Western painting over the centuries before the impressionists was concerned with trying to make accurate representations of things and people. This is understandable, as there were no cameras, and such things needed to be drawn or painted to preserve their images. Some artists varied the way that was done, such as el Greco and Caravagio, and some artists did it better than others, but the point was still to create a recognizable image.

The impressionists used a looser painting style to manipulate light, which bordered on the abstract, but which always had the goal of producing an image. These painters broke from the tradition and opened a door to Picasso and his contemporaries to move on and try other things. Picasso, who, by the way, could paint and draw like the old masters from the time he was a child, worked for years to develop painting beyond what the impressionists had done. His early works reflect an impressionist influence, but quickly moved to a distinct style in the blue and rose periods. If Picasso had continued in this style, he would have been looked at as mere extension of the impressionists. He did not, and with Les Mademoiselles d’Avignon (1907), he single-handedly marked the beginning of cubism.

Picasso’s paintings, and all that came after (with one or two exceptions) were still intended to represent something. At the same time Picasso was working, other artists were making paintings ranging from those with abstract imagery, to those with no imagery. I do not know when all imagery was first taken from painting, but the most notable event was the invention of the “all over” paintings and the drip paintings of Jackson Pollock.

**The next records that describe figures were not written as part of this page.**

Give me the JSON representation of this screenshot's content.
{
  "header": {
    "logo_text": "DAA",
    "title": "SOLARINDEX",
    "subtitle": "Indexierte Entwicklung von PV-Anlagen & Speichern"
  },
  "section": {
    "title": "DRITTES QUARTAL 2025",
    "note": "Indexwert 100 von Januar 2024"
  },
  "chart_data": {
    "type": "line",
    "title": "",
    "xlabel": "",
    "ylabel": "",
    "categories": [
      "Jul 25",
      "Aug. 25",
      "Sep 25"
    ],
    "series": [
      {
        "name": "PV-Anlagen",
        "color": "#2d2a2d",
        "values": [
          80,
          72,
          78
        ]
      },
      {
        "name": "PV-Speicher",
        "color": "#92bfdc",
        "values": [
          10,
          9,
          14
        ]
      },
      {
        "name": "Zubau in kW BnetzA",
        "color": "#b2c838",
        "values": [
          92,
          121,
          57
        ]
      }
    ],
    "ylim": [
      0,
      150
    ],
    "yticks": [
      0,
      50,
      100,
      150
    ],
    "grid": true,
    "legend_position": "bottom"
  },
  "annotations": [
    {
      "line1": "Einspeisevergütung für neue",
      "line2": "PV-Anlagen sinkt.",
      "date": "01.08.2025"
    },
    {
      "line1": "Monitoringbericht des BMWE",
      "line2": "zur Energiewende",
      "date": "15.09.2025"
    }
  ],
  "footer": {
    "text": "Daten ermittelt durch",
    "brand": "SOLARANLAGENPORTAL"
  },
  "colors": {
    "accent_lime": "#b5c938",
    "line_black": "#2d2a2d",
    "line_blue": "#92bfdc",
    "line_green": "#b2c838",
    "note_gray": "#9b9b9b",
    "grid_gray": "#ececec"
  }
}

Pollock’s paintings are interesting to look at, and I like them, including those made before the drip paintings. He only made the drip paintings for a short time, and then went on to try and find something else, a quest that was largely unsuccessful before he died. But with the drip paintings he set painters free. There were no longer any rules of composition, and it was the act of painting that was important. The only resemblance these works have to anything that came before is that they consisted of paint on canvas. He only used a brush to cause the paint to drip, and painted on the floor, rather than an easel.

What is really important about the painters from the impressionists through Pollock, is that they were consciously working to find something new. Not just a unique style, but a new way to represent things and light, and a new direction for painting. Can we do that today, that conscious searching for a new direction, or are we reduced to simply finding a unique signature style and sticking with it?

Consider that in painting anything goes. We can paint (and sell) photo realistic work. We can paint (and sell) minimalist work. We can do the same thing with work in an impressionist style, and work that is purely abstract. So what is the challenge for the artist? The challenge is to find a unique style that is identified only with that painter, while not being an imitation of others. This is all we can do.